3. Determine organization’s readiness to engage in the project


In addition to defining specific goals for a RoadMap consultant, you should think about whether your organization is ready for outside assistance: Do you have the staff time and energy needed to focus on the particular issues at this time?  Can the Executive Director and other organizational leaders engage consistently in the project to ensure buy-in and follow through?  What are the pros and cons of working on this at this time?  Are there competing priorities or crisis-conditions that will affect staff or board members’ ability to focus on the project?  RoadMap  can help you assess organizational readiness to ensure that the project can be successful.


4. Set goals and expectations


Once you have narrowed the issues to be investigated, it is important to set concrete goals. These should be explicit and shared between the organization and the consultant. Goals may shift as the consultant assesses the situation in more detail or as the work progresses. Any shifts should be articulated explicitly. Clarifying goals is an important starting point and will establish a common understanding of expected outcomes as you monitor your progress over time.

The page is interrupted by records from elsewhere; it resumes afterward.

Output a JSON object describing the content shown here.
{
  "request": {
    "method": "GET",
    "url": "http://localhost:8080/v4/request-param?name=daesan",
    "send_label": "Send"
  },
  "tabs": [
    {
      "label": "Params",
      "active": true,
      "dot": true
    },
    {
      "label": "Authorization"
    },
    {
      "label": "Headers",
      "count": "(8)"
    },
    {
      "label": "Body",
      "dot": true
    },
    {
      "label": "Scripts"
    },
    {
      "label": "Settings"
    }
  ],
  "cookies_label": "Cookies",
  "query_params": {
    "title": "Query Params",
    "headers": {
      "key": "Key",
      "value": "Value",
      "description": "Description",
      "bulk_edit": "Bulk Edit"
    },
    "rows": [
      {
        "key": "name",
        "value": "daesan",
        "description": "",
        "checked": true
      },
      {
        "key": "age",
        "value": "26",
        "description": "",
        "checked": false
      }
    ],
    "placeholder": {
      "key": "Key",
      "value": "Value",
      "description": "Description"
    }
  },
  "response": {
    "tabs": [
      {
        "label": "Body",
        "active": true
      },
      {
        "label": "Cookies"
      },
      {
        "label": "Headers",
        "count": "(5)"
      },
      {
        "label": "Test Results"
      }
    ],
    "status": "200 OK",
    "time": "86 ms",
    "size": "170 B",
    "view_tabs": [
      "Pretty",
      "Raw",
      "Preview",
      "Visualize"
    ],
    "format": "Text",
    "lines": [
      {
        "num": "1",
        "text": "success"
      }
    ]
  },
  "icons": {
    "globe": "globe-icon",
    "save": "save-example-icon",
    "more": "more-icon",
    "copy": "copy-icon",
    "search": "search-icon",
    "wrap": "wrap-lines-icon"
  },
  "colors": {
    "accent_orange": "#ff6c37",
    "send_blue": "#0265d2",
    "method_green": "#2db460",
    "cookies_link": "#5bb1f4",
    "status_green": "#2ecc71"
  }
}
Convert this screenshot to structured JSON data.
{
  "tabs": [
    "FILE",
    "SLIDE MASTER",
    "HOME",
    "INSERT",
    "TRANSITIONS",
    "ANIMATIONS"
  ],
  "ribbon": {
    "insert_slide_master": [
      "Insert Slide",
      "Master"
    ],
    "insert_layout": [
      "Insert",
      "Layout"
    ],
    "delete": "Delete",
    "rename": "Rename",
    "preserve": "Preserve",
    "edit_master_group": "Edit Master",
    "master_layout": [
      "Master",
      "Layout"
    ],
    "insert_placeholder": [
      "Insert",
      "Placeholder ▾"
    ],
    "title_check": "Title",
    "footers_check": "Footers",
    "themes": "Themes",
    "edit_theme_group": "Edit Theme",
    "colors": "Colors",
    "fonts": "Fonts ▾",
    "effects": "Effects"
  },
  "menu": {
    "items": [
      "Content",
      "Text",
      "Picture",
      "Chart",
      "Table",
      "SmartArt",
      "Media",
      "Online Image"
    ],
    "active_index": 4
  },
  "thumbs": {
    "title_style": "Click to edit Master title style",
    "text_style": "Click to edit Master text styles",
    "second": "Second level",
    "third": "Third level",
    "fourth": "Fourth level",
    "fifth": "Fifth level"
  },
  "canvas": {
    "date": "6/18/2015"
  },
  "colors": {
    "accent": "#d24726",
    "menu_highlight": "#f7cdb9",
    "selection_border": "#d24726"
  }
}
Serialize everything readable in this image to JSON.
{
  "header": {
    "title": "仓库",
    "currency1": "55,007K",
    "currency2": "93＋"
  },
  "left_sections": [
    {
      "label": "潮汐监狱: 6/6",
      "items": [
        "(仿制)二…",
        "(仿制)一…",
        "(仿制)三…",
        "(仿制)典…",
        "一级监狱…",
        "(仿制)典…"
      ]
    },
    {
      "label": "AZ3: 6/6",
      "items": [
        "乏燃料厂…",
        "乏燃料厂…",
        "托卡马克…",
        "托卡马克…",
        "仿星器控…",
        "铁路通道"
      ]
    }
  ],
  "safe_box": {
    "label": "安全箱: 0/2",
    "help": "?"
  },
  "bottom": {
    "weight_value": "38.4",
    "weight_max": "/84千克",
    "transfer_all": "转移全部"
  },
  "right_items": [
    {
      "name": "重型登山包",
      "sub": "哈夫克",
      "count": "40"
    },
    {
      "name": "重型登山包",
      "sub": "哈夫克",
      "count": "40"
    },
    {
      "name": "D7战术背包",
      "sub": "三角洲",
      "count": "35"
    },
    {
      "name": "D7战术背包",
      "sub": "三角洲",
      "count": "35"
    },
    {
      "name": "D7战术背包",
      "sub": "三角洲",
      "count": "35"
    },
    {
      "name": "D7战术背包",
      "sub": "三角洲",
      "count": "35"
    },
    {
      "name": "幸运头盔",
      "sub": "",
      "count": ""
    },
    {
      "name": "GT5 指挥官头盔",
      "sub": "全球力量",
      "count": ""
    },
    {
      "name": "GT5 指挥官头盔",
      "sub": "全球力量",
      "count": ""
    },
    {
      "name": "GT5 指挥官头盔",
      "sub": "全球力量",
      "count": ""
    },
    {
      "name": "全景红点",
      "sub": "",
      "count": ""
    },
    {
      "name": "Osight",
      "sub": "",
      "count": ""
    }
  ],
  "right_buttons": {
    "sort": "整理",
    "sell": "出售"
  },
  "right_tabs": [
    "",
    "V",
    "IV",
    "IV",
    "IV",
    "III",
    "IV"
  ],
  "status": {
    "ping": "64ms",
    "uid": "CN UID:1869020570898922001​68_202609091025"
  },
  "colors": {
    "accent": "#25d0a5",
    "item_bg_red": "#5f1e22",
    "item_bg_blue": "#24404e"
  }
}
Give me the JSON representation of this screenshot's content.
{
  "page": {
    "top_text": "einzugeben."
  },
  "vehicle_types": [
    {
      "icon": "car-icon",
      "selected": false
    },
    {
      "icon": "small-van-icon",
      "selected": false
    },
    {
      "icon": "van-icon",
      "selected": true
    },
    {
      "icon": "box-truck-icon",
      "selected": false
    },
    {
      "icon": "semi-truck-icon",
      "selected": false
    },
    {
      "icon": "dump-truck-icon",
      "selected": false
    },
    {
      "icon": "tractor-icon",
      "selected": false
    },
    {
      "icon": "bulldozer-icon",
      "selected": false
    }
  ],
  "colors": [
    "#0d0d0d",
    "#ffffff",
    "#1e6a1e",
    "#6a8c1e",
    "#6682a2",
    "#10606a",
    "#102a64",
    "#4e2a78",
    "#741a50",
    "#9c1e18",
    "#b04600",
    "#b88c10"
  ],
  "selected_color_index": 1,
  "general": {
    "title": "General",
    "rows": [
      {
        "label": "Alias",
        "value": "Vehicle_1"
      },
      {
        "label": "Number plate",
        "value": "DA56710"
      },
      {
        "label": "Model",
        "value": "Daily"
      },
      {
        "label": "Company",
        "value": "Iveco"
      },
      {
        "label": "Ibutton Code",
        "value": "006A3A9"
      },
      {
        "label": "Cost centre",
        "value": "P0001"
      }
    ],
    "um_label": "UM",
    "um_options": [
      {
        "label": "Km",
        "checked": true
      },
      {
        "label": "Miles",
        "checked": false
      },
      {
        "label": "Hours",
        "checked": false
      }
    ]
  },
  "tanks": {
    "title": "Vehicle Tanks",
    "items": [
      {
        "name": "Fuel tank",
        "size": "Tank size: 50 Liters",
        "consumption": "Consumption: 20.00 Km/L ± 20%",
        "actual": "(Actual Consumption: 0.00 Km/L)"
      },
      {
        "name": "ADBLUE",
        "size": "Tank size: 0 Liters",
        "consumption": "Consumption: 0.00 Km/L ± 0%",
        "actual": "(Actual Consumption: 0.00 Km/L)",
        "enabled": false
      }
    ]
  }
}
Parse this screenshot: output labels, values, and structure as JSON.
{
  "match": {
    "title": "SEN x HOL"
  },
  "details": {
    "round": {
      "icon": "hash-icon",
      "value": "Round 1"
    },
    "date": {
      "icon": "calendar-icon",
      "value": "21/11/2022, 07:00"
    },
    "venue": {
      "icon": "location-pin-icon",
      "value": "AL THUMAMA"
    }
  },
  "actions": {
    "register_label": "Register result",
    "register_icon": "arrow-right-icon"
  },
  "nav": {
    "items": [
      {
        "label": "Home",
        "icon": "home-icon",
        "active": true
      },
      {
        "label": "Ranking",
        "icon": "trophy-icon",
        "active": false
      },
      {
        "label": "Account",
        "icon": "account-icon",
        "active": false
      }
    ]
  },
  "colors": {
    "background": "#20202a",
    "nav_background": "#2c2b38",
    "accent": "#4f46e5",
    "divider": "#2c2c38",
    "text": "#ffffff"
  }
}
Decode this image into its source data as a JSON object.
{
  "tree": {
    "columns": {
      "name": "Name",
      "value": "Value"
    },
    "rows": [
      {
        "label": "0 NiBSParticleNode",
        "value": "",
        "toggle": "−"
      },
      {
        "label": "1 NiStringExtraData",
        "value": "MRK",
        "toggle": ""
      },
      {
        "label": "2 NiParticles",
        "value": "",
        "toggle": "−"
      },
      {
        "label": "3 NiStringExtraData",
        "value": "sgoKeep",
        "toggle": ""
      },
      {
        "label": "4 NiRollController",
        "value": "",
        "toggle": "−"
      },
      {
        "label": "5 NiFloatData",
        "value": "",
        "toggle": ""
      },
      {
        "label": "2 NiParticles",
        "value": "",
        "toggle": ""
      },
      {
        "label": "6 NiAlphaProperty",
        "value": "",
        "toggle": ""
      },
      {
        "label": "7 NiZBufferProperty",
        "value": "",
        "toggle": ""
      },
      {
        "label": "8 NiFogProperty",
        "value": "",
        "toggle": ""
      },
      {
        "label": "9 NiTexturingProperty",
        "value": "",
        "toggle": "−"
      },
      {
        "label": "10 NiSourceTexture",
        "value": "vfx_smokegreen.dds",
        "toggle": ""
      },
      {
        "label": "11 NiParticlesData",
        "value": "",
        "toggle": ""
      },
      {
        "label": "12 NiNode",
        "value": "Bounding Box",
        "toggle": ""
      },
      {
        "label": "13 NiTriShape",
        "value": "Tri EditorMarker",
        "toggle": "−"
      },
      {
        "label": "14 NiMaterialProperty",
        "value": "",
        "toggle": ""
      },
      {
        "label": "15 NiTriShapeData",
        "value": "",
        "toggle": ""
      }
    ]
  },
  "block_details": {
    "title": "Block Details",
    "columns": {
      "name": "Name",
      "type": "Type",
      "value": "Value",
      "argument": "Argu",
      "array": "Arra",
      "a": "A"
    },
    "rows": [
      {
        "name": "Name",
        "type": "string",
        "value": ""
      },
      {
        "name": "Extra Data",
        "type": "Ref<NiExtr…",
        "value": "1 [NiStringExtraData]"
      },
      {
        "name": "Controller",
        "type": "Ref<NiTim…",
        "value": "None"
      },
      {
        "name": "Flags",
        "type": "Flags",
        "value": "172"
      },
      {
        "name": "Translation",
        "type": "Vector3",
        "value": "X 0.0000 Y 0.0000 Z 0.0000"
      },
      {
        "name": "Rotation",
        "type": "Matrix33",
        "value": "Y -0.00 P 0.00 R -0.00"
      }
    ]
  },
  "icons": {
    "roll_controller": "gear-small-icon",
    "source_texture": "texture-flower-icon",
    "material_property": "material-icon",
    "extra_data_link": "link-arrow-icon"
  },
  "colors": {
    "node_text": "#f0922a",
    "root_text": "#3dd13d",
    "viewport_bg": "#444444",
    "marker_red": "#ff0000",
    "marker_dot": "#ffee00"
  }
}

  • Goals: What will be accomplished?  What will be different in your organization as a result of this project? How will the organization measure success? How will it evaluate the consultant’s role and project outcomes?
  • Timeline: How many hours do you think will be required to accomplish the project? What is your target date for completion? Are there other benchmarks between the start and end of the project that will help you RoadMap a timeline? Are there specific deadlines, related meetings, retreats or Board actions that need to be taken into account with regard to the timeline?
  • Team: Who will be involved in selecting the consultant? Who should be on the Project Team that will be involved in doing the work?  Who will serve as the liaison or primary contact person with the consultant?